Two Poems by Joefel Bolo

Urges to Erect

I was told by elders, what’s more to seek when we slant. Grow big, catch—marry while you’re young—marry Maria, they voiced out of thin air. But I want to secure Juan instead, who wouldn’t pick a fine man and hopes of resting their hands on lush abdomen and shoved the opening to feel his hardness. Yet, splitting is a trace and rub it gently, as his beard is growing, as these itches. The hair down here is desolate. Attachments and whipped with onus to unease. I want to spread this legs and the whole thing I can bid. Embrace me to the barest position, bring fever, bring wetness for the cleanest aroma.

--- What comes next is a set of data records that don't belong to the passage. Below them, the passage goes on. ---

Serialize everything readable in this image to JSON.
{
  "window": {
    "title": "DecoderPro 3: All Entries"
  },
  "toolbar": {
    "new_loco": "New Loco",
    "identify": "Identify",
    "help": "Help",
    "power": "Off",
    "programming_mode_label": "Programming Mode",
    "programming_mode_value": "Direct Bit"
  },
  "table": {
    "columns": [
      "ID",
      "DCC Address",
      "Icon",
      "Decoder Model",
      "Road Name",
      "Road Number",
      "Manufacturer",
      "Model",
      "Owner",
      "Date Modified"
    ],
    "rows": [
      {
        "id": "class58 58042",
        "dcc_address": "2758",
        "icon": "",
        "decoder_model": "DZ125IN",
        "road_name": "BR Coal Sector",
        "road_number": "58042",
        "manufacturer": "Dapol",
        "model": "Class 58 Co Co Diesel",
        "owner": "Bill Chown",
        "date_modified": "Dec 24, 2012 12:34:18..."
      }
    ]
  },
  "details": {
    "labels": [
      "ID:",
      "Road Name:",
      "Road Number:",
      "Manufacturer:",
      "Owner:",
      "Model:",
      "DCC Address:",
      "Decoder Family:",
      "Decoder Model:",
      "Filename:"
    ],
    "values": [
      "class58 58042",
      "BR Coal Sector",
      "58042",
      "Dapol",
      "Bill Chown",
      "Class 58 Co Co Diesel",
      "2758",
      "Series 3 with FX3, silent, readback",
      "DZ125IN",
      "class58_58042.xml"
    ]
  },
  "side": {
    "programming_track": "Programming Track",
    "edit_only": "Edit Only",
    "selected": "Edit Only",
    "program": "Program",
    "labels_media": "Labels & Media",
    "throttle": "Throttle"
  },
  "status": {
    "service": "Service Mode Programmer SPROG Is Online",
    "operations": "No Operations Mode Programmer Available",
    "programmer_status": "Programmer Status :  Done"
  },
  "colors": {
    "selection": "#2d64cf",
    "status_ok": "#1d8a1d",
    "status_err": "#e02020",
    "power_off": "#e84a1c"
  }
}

Your shoulder drips sweat, now’s my new emperor. I thought of him as him, as god, a role—a beginning concerning a closure. The abstraction, but crushed the bare face, and it was never parched. Old and think about it, I hold this fiction for long time, I suppurated in my reveries. Years to think, I’ll carry this surname, this fantasy, this awakening, but I clung the entrance. This ended for now. 

 

Disparity and Commute

Not the plastic wrapper I swung in the dirty kitchen. Mothering with solace as you demand this delusion and still, birth of questions. Suppose I could wait for a while; I’ll devour pancit to devour endlessness. While body are intact and steady—I am calm. I hear the bliss soaring right next to my thesis of vapid longings. I swear I haven’t seen a face in this dim light jeepney. The sensation apiece time as fear cossets the temper. This pressure, and this essential demise. On their maturity, here’s me, the gore you slit from your insufficiency. Briefly, you invite kindness, from your vital unusual backs, to beg your actions by caressing my head—telling it will be okay. Always kindled with vision, and always wanted to stay away. 

 

Joefel Bolo is a queer writer from the Philippines.